MutPred (http://mutpred.mutdb.org/) is an online server for prediction of molecular basis of the disease related amino acid substitution in a mutant protein⁴⁴. It utilizes several attributes related to protein structure, function, and evolution. It uses three servers, SIFT⁵⁸, PSI-BLAST⁶⁷, and Pfam profiles^{68, 69}, along with some structural disorder prediction algorithms, including TMHMM⁷⁰, MARCOIL⁷¹, and DisProt⁷². Thus by combining the scores of all three servers, the accuracy of prediction rises to a greater extent.

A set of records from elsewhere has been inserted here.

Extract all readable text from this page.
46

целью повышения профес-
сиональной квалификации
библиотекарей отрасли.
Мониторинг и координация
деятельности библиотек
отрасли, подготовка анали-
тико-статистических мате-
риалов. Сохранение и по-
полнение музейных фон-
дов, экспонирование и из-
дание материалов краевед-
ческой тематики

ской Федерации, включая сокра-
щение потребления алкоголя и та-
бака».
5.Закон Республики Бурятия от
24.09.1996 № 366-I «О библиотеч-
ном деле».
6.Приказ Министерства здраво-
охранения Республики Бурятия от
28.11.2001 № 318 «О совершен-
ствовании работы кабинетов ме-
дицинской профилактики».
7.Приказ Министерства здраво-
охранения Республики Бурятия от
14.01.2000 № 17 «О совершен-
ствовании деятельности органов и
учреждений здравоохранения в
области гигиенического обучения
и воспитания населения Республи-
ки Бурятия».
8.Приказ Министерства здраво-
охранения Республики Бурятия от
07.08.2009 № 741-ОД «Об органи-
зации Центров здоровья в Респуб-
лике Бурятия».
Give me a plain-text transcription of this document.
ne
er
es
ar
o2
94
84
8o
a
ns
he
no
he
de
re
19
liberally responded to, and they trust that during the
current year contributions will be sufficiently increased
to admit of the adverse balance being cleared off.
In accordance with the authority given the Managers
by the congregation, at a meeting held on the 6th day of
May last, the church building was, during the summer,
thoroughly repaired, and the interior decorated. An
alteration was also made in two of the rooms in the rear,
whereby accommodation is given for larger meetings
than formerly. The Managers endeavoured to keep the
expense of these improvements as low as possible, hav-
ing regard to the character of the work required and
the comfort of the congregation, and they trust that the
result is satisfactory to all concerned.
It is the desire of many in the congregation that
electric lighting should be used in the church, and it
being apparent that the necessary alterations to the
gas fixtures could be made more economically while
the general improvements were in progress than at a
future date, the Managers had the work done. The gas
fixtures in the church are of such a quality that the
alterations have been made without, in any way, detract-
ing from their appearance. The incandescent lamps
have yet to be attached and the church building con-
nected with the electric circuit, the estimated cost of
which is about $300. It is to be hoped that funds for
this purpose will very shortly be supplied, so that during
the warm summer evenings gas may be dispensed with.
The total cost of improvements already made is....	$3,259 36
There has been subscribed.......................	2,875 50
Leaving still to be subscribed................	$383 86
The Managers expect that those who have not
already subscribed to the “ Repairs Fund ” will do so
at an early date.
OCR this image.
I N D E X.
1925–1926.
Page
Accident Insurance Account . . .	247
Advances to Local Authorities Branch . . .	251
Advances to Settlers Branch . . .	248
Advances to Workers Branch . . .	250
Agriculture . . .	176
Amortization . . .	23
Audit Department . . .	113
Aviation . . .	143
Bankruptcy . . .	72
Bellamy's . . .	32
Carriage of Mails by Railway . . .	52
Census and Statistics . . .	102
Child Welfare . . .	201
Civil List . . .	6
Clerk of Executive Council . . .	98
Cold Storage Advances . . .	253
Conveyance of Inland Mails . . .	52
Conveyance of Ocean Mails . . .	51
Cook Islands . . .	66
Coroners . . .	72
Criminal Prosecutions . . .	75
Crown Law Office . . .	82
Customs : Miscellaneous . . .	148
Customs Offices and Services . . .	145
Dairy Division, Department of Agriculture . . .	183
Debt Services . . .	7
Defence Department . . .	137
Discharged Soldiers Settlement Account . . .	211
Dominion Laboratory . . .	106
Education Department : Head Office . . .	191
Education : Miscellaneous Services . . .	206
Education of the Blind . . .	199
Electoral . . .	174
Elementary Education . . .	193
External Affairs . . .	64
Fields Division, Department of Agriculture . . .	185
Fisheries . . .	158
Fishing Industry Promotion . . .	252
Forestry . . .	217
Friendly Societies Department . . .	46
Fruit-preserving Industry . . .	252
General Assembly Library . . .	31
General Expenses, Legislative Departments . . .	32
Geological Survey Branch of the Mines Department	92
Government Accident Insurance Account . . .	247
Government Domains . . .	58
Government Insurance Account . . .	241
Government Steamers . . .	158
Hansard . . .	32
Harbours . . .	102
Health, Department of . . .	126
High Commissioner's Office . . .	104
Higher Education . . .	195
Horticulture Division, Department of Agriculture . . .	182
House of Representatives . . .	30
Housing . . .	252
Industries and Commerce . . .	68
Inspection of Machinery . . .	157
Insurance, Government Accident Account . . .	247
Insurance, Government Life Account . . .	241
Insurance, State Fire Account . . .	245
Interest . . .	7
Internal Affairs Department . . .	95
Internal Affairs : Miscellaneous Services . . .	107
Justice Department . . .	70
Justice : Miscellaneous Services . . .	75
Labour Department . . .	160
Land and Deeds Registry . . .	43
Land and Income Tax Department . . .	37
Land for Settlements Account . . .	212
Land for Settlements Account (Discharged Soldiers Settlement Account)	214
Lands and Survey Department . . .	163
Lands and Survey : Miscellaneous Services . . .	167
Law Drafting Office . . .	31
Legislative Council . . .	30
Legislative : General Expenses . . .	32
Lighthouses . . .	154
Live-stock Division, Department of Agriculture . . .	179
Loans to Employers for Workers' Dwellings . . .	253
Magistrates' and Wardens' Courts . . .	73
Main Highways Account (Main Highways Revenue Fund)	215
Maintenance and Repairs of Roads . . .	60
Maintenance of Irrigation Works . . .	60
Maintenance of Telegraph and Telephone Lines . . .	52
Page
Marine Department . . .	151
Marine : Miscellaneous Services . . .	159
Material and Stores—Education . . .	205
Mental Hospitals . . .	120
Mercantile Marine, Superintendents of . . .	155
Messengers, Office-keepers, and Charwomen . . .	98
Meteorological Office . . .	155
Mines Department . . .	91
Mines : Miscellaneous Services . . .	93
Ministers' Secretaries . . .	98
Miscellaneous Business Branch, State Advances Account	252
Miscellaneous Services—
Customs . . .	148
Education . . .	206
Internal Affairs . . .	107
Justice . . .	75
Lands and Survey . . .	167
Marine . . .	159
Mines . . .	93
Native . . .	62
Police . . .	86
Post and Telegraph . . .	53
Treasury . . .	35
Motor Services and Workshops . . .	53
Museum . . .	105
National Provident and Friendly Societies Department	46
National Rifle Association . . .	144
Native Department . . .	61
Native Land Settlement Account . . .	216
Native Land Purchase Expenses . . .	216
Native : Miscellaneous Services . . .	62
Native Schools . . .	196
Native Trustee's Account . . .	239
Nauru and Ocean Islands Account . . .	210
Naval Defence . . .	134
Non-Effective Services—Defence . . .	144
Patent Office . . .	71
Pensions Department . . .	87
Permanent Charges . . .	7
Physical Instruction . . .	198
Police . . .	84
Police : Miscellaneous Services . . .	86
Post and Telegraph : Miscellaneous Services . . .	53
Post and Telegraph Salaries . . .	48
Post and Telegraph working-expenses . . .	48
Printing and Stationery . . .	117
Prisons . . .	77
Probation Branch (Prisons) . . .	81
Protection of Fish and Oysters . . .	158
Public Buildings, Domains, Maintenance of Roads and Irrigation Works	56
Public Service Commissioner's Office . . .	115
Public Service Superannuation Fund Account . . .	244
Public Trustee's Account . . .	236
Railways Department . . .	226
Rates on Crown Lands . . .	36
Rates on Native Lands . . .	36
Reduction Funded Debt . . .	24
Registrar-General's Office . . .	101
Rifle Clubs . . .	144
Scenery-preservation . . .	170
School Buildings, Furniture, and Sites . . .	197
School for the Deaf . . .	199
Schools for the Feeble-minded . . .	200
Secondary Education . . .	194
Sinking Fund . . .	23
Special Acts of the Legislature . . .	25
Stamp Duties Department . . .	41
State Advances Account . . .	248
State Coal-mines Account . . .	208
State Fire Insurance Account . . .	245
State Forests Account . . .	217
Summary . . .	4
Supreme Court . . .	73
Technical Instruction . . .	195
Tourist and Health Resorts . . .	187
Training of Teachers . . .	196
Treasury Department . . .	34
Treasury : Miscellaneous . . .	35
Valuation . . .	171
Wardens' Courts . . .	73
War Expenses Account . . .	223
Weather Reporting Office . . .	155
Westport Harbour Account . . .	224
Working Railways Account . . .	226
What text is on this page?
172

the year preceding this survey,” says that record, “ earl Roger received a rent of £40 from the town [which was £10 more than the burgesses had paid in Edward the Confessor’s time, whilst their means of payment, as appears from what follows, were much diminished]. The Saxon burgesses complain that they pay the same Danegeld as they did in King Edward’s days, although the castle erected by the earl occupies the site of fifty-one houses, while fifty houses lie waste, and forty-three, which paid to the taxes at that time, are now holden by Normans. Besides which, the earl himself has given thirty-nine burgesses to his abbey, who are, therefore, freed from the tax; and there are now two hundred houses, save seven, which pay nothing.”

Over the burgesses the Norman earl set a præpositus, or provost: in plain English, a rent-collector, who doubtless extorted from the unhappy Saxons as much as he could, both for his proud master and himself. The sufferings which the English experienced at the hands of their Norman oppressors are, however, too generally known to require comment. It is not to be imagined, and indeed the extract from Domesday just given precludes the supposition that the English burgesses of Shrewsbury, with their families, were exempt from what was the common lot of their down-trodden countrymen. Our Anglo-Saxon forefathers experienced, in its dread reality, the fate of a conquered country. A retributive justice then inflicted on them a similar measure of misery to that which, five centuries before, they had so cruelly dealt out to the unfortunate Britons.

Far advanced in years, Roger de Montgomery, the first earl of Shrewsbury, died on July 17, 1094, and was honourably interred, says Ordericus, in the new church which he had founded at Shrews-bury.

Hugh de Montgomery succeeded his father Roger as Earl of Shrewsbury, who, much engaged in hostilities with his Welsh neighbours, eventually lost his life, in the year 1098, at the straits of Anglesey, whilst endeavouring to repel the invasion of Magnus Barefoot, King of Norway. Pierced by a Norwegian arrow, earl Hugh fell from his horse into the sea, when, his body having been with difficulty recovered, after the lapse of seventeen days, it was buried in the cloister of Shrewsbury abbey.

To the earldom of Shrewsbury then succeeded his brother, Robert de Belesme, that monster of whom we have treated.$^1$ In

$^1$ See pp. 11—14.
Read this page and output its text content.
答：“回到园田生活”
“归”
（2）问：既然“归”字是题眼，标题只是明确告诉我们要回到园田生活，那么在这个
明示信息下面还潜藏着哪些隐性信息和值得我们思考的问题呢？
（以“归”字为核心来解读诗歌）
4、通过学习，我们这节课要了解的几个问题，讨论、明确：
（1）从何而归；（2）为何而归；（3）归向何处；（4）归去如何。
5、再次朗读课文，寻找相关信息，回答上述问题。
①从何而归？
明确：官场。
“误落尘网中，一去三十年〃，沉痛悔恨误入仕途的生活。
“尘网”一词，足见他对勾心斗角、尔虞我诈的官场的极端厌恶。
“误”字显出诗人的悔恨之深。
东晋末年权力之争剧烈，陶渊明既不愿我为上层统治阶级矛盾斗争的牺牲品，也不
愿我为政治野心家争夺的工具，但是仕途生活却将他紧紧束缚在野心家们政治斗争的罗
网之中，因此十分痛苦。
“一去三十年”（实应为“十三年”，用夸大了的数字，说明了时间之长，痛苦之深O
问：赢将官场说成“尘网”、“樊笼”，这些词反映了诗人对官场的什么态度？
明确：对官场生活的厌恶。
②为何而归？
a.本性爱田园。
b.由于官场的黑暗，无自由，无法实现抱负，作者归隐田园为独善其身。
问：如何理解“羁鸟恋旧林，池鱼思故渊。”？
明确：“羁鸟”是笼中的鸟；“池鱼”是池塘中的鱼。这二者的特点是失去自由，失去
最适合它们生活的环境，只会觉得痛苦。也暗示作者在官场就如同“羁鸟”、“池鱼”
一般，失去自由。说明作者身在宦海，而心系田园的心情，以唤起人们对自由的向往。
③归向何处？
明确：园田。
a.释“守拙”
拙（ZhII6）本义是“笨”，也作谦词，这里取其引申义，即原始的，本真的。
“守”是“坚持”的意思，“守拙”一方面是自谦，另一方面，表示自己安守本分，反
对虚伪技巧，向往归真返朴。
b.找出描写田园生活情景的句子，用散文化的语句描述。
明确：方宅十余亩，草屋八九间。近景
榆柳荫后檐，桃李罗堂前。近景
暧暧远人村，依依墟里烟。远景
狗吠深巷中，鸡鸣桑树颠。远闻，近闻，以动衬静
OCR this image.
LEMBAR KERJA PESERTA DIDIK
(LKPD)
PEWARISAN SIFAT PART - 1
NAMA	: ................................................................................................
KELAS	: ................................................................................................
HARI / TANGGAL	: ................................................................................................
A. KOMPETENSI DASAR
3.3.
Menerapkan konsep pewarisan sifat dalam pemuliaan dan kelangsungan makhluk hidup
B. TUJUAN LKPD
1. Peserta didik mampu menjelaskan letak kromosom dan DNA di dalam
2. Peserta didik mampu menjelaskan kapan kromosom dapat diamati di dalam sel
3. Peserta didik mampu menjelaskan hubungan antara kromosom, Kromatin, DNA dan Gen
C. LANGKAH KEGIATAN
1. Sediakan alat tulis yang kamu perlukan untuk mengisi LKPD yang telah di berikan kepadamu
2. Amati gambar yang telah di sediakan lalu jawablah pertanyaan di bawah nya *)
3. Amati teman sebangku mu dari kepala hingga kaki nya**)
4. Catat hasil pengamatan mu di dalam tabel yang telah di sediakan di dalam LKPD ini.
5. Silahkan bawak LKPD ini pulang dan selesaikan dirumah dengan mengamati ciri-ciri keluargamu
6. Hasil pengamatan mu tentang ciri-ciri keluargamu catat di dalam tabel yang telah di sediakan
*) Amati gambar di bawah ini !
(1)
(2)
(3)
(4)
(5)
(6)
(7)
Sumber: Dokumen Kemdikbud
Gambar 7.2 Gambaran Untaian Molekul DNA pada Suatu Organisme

The nsSNP Analyzer (http://snpanalyzer.uthsc.edu) is a web based tool to predict the phenotypic effect (disease-associated vs. neutral) of a nsSNP by using a machine learning method called RandomForest⁷³. The nsSNPAnalyzer also extracts additional structural information from the SNP to facilitate the interpretation of results, for instance, structural environment, area buried, fraction polar, and secondary structure. The analysis using nsSNPAnalyzer requires information contained in the multiple sequence alignment and information contained in the input PDB 3D protein structure to make predictions.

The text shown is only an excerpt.